Dunne murder film mixes styles

Dominick Dunne has made a career writing about celebrity murders. Now he has his own true-crime movie franchise on the USA network, which debuts tonight with “Dominick Dunne Presents: Murder in Greenwich” (7 p.m.), starring Christopher Meloni.

“Greenwich” is based on the true-crime book by former Los Angeles Detective Mark Fuhrman (Meloni), who became well known ” even notorious ” for his part in the O.J. Simpson murder trial. After penning his best-selling book about the O.J. case, Fuhrman turned his attentions to the 1975 murder of Connecticut teen Martha Moxley. The case had earned attention when Kennedy family nephews Tommy and Michael Skakel became suspects, but it remained unsolved for more than a quarter century.

Meloni, who stars in NBC’s “Law & Order: SVU,” does a good job as the embittered Fuhrman. Convinced that most people despise or distrust him, Fuhrman conducts most conversations with a pre-emptive rudeness. He gets even pricklier when he begins to snoop around the Greenwich country clubs and commuter bars.

Had “Murder” concentrated on Fuhrman’s detective work and his awkward interaction with Greenwich’s insular police force and snooty natives, it might have become a fine film. Instead, the movie relies on narration by the dead Martha Moxley (Maggie Grace) to relate most of the story. Since many of the film’s key revelations rely on the testimony of a dead girl, we never really learn how Fuhrman ferreted out the facts. “Murder” quickly becomes two separate movies. Meloni stars in a hard-boiled gumshoe drama, while Grace narrates a gauzy fantasy that seems inspired by “American Beauty” and “The Ice Storm.” As you can imagine, these divergent styles never quite mesh.

  • “Now with Bill Moyers” (8 p.m., PBS) looks at loopholes in U.S. gun laws that have allowed terrorist groups to buy weapons and ammunition at American gun stores and gun shows. One suspect transported more than 800 assault rifles to shadowy Venezuelan gun merchants without raising an eyebrow. He was able to buy 100 Mak-90s at a time.
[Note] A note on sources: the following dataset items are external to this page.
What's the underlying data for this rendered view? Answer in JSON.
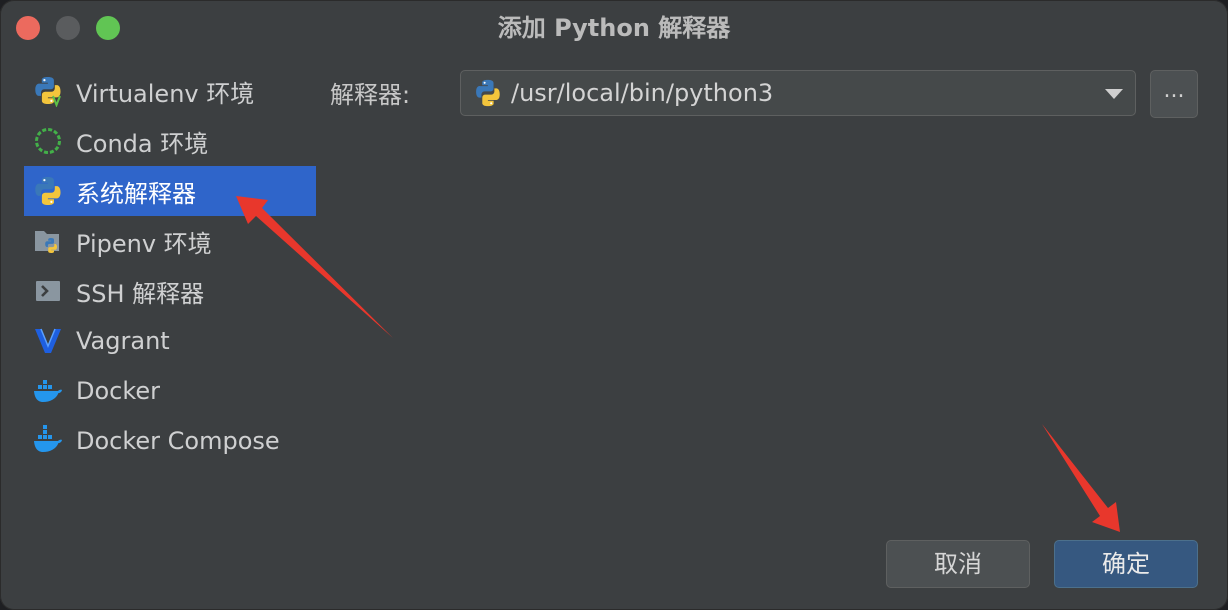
{
  "window": {
    "title": "添加 Python 解释器"
  },
  "sidebar": {
    "items": [
      {
        "label": "Virtualenv 环境",
        "icon": "virtualenv-icon"
      },
      {
        "label": "Conda 环境",
        "icon": "conda-icon"
      },
      {
        "label": "系统解释器",
        "icon": "python-icon",
        "selected": true
      },
      {
        "label": "Pipenv 环境",
        "icon": "pipenv-icon"
      },
      {
        "label": "SSH 解释器",
        "icon": "ssh-icon"
      },
      {
        "label": "Vagrant",
        "icon": "vagrant-icon"
      },
      {
        "label": "Docker",
        "icon": "docker-icon"
      },
      {
        "label": "Docker Compose",
        "icon": "docker-compose-icon"
      }
    ]
  },
  "main": {
    "interpreter_label": "解释器:",
    "interpreter_value": "/usr/local/bin/python3",
    "browse_label": "..."
  },
  "footer": {
    "cancel_label": "取消",
    "ok_label": "确定"
  },
  "colors": {
    "background": "#3c3f41",
    "selection": "#2f65ca",
    "primary_button": "#365880",
    "annotation_arrow": "#e8372c"
  }
}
“Now” also questions the influence of the National Rifle Assn. on U.S. policy, and particularly on Atty. Gen. John Ashcroft, who last autumn limited the FBI’s ability to use gun records to investigate gun purchases by suspected terrorists.

  • “Pumping Iron: 25th Anniversary Special” (7 p.m., Cinemax) takes an affectionate look back at the 1977 documentary that launched the movie career of Arnold Schwarzenegger and changed popular attitudes towards body-building and physical fitness. As Sylvester Stallone relates in a short introductory film, in the early 1970s, one would never have suspected that eventually “you would go to the gym to meet women.”

Tonight’s other highlights

  • Scheduled on “48 Hours Investigates” (7 p.m., CBS): a 4-year-old accuses his father of being a killer.
  • A traitor emerges in the ranks on “Firefly” (7 p.m., Fox).
  • Jim Carrey and Cameron Diaz star in the 1994 comedy “The Mask” (7 p.m., UPN).
  • A disgruntled airline employee sabotages the first fully automated jetliner in the 2002 thriller “Cabin Pressure” (7 p.m., PAX).
  • Avril Lavigne performs on “Sabrina, the Teenage Witch” (7:30 p.m., WB).
  • Mike spends Thanksgiving trying to identify the man who died in his cab on “Hack” (8 p.m., CBS).
  • A recently released con threatens the witness who put him away on “Robbery Homicide Division” (9 p.m., CBS).
  • A predator targets the comatose on “Law & Order: Special Victims Unit” (9 p.m., NBC).
  • Scheduled on “20/20” (9 p.m., ABC): Barbara Walters interviews former Vice President Al and Tipper Gore.